The First Fifty Years

The Orpheus’s reputation continued to grow in the years leading up to the Second World War. There are 26 choristers in this photograph, taken in 1938, a year before the outbreak of the Second World War.Orpheus 1938

 

 

The War Years and Beyond.

When war broke out, men throughout the country were sent away to fight. However the choir’s membership was not badly affected by the War. This was because - not surprisingly - many of its members were working in the furniture industry. With the start of hostilities, many local firms were earmarked to participate in the war effort, particularly aircraft manufacture. Those employed in this industry were deemed to be in ‘reserved’ occupations and exempted from war service. However, choir membership was not totally unaffected, and a slight decline occurred.

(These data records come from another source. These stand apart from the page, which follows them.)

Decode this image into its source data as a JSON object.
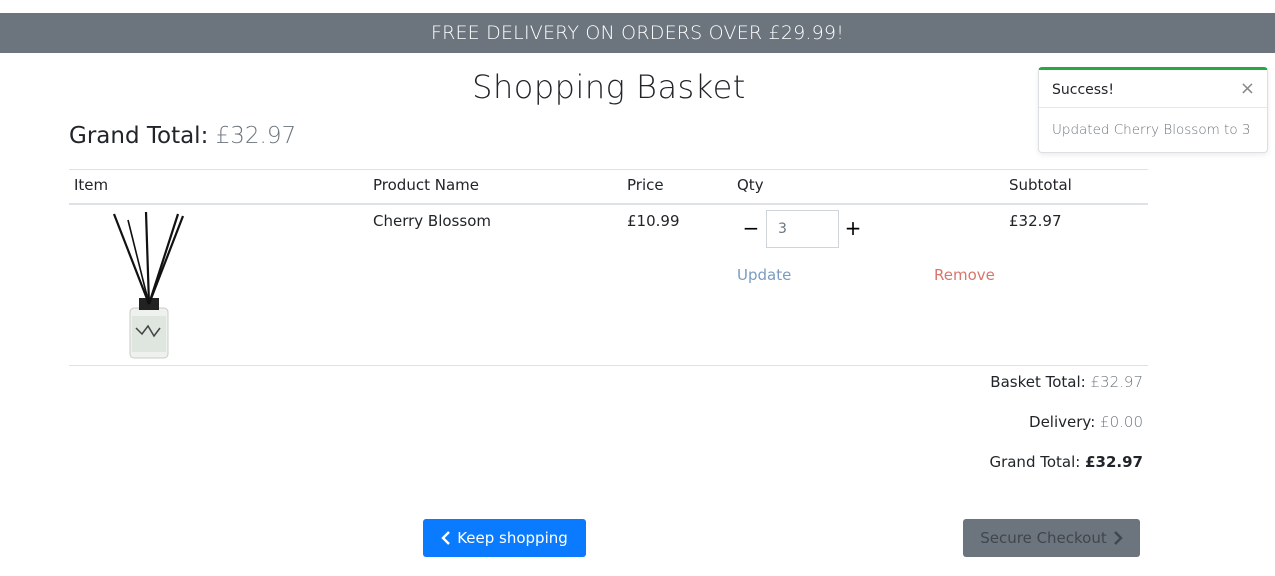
{
  "banner": {
    "text": "FREE DELIVERY ON ORDERS OVER £29.99!"
  },
  "page": {
    "title": "Shopping Basket",
    "grand_total_label": "Grand Total:",
    "grand_total_value": "£32.97"
  },
  "table": {
    "headers": [
      "Item",
      "Product Name",
      "Price",
      "Qty",
      "Subtotal"
    ],
    "rows": [
      {
        "image_icon": "reed-diffuser-image",
        "product_name": "Cherry Blossom",
        "price": "£10.99",
        "qty": "3",
        "subtotal": "£32.97",
        "update_label": "Update",
        "remove_label": "Remove",
        "minus_symbol": "−",
        "plus_symbol": "+"
      }
    ]
  },
  "summary": {
    "basket_total_label": "Basket Total:",
    "basket_total_value": "£32.97",
    "delivery_label": "Delivery:",
    "delivery_value": "£0.00",
    "grand_total_label": "Grand Total:",
    "grand_total_value": "£32.97"
  },
  "buttons": {
    "keep_shopping": "Keep shopping",
    "secure_checkout": "Secure Checkout"
  },
  "toast": {
    "title": "Success!",
    "close_symbol": "×",
    "message": "Updated Cherry Blossom to 3"
  },
  "colors": {
    "banner": "#6c757d",
    "primary_button": "#0a7bff",
    "checkout_button": "#6c757d",
    "toast_accent": "#28a745",
    "update_link": "#7a9cc1",
    "remove_link": "#d9756b"
  }
}
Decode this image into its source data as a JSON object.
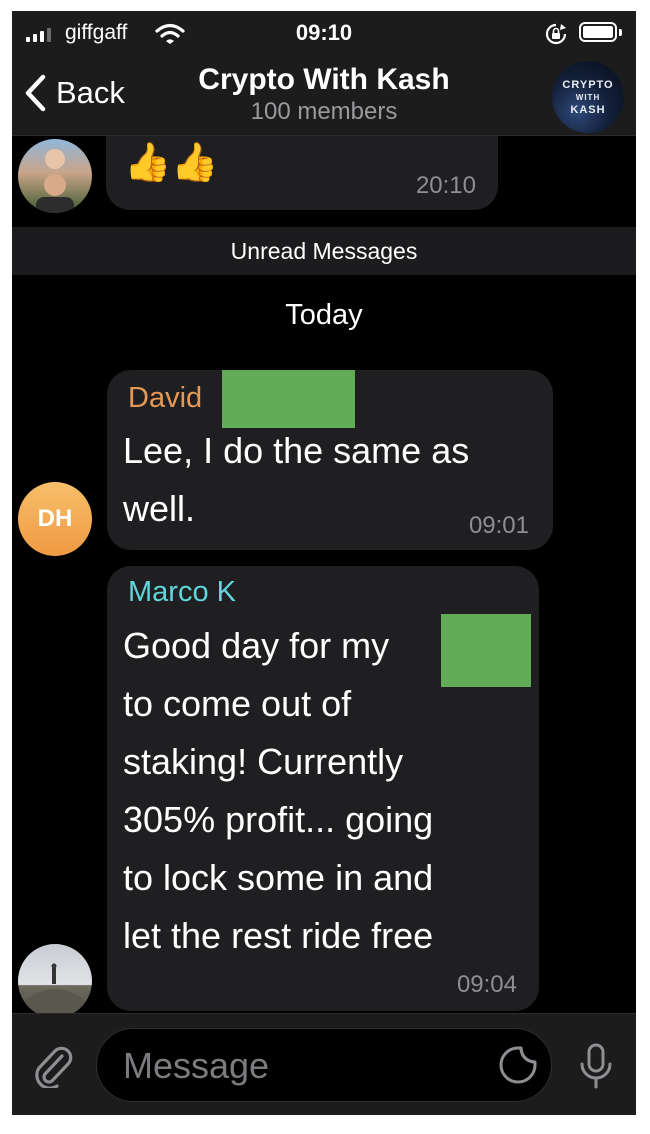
{
  "status_bar": {
    "carrier": "giffgaff",
    "time": "09:10",
    "signal_bars": 4,
    "signal_bars_active": 3,
    "icons": [
      "signal-icon",
      "wifi-icon",
      "rotation-lock-icon",
      "battery-icon"
    ]
  },
  "nav": {
    "back_label": "Back",
    "title": "Crypto With Kash",
    "subtitle": "100 members",
    "avatar_lines": [
      "CRYPTO",
      "WITH",
      "KASH"
    ]
  },
  "previous_message": {
    "emoji": "👍👍",
    "time": "20:10"
  },
  "unread_label": "Unread Messages",
  "date_separator": "Today",
  "messages": [
    {
      "sender": "David",
      "sender_color": "#e69a55",
      "avatar_initials": "DH",
      "text_lines": [
        "Lee, I do the same as",
        "well."
      ],
      "time": "09:01"
    },
    {
      "sender": "Marco K",
      "sender_color": "#5fd5dc",
      "text_lines": [
        "Good day for my",
        "to come out of",
        "staking! Currently",
        "305% profit... going",
        "to lock some in and",
        "let the rest ride free"
      ],
      "time": "09:04"
    }
  ],
  "input": {
    "placeholder": "Message"
  },
  "colors": {
    "background": "#000000",
    "bubble": "#1f1f21",
    "bar": "#1c1c1d",
    "timestamp": "#8e8e93",
    "redaction": "#62ab57"
  }
}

During this period the choir helped to boost the nation’s morale by regularly being featured in national radio broadcasts for the BBC on programmes such as ‘Saturday For The Forces’, and ‘Let The Nation Sing’. Locally concerts were given to promote charities in the High Wycombe area including The War Memorial Hospital. The choir’s association with local churches continued throughout the war, and its concert programme included many in aid of church funds, and parishioners serving in the armed forces. The total fee received for BBC broadcasts remained unaltered for the duration of the war at twenty-four pounds, seven shillings and six pence (about £ 24.37)

Changing Tastes

Early concerts had a classical and deeply religious theme, and performers of national reputation were frequently engaged to participate. Slowly, and in particular in the years after the war, the Orpheus repertoire started to evolve to become more varied, covering the whole spectrum from highbrow to ‘Pop’. Now, wherever possible, local talented singers and musicians are showcased.

This photograph was taken in 1951 showing the choir strength at 28. It is interesting to compare the pre and post-war numbers.